Let $X$ be a nonsingular variety over $\mathbb{C}$, and let $\pi : \tilde{X} \rightarrow X$ be a blowing up of some codimension 2 set. Let $\mathcal{F}$ be a coherent sheaf on $X$.
If $H^i(\tilde{X}, \mathcal{F}) = 0$, then is it true in general that $H^i(X, \mathcal{F}) = 0$? Or, when is it true?
Of course, it is true for $\mathcal{O}_X$ because $H^i(X, \mathcal{O}_X)$ is birational invariant.

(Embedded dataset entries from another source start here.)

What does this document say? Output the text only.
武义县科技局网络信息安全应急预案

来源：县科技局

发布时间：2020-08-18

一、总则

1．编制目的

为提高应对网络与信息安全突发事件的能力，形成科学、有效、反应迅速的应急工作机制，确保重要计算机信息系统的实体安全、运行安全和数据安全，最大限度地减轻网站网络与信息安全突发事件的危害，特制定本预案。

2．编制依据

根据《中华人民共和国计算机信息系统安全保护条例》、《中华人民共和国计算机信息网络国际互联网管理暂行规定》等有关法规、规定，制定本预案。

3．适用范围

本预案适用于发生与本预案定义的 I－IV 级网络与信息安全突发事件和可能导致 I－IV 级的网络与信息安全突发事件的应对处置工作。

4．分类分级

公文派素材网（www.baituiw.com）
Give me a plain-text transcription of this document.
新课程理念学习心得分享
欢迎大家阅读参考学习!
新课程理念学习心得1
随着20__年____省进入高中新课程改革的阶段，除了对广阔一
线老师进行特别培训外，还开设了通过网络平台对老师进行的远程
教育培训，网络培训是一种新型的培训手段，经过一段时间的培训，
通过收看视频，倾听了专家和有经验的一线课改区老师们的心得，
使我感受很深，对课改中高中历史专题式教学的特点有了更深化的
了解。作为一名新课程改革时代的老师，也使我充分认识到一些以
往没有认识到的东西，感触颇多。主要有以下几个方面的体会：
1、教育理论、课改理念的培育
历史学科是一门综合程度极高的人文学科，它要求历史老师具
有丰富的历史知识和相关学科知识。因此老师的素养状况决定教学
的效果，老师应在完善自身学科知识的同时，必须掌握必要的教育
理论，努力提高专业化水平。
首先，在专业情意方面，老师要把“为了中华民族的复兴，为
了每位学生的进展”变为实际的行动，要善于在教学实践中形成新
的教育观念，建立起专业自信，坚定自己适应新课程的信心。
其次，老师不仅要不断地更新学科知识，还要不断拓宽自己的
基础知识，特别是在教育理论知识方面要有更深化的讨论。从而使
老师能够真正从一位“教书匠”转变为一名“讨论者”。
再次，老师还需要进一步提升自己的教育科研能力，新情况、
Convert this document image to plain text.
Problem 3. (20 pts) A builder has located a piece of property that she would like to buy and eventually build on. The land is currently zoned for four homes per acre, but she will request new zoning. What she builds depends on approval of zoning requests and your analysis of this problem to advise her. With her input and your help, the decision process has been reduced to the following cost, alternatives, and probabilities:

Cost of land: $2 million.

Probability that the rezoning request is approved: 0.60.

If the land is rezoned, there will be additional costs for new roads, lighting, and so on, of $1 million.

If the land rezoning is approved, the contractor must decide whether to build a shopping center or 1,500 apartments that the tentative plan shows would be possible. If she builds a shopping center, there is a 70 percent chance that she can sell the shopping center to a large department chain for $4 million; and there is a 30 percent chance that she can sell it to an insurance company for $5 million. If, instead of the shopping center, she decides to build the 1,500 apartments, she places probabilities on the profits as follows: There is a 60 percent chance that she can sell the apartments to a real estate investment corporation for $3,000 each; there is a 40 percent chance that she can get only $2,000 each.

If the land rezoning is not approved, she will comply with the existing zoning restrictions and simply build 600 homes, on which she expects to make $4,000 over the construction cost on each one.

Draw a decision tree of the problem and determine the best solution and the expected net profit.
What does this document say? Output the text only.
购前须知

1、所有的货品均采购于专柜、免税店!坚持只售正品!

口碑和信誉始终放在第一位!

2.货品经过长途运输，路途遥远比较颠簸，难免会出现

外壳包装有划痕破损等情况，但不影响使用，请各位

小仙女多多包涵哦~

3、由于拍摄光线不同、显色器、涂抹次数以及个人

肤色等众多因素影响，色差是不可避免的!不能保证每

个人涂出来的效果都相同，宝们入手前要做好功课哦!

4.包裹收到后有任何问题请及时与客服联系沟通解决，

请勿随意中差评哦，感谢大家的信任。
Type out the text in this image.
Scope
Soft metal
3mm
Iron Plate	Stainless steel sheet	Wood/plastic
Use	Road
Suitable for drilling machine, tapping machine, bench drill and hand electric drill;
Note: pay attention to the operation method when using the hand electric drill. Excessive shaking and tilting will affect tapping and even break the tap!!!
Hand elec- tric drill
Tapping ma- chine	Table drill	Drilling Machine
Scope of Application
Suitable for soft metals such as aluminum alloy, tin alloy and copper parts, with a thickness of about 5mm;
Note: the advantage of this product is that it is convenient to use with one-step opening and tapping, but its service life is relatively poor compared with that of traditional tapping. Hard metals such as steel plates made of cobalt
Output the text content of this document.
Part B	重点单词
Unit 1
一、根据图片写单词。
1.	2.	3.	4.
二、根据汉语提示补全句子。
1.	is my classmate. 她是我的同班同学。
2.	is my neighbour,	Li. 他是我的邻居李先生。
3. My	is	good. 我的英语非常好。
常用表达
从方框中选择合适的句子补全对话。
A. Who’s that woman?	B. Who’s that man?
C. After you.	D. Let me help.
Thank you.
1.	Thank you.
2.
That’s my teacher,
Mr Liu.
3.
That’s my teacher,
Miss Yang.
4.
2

I don't understand exactly what you are asking for (since $\mathscr{F}$ is a sheaf on $X$, not $\tilde{X}$), but here is a partial answer:
Proposition. Let $X$ be a nonsingular variety over $\mathbf{C}$, and let $f\colon Y \to X$ be a proper birational morphism. Then, for every locally free $\mathcal{O}_X$-module $\mathscr{E}$ of finite rank and every integer $i \ge 0$, we have $$H^i(X,\mathscr{E}) \simeq H^i(Y,f^*\mathscr{E}).$$
Proof. Recall the Leray spectral sequence [Stacks, Tag 01F2], which says that for an $\mathcal{O}_Y$-module $\mathscr{F}$, there is a spectral sequence $$E_2^{pq} = H^p(X,R^qf_*\mathscr{F}) \Rightarrow H^{p+q}(Y,\mathscr{F}).$$ If $\mathscr{E}$ is a locally free $\mathcal{O}_X$-module of finite rank, then setting $\mathscr{F} = f^*\mathscr{E}$ in the spectral sequence above, we have $$E_2^{pq} = H^p(X,\mathscr{E} \otimes R^qf_*\mathcal{O}_X) \Rightarrow H^{p+q}(Y,f^*\mathscr{E}).$$ But by a theorem of Hironaka [Hironaka, Ch. 0, §7, Cor. 2], we have that $R^qf_*\mathcal{O}_X = 0$ for all $q > 0$, hence the spectral sequence degenerates, and we have the desired isomorphism. $\blacksquare$
This statement is moreover true when $X$ and $Y$ are schemes which are only assumed to have pseudo-rational singularities by [Kovács, Cor. 9.19].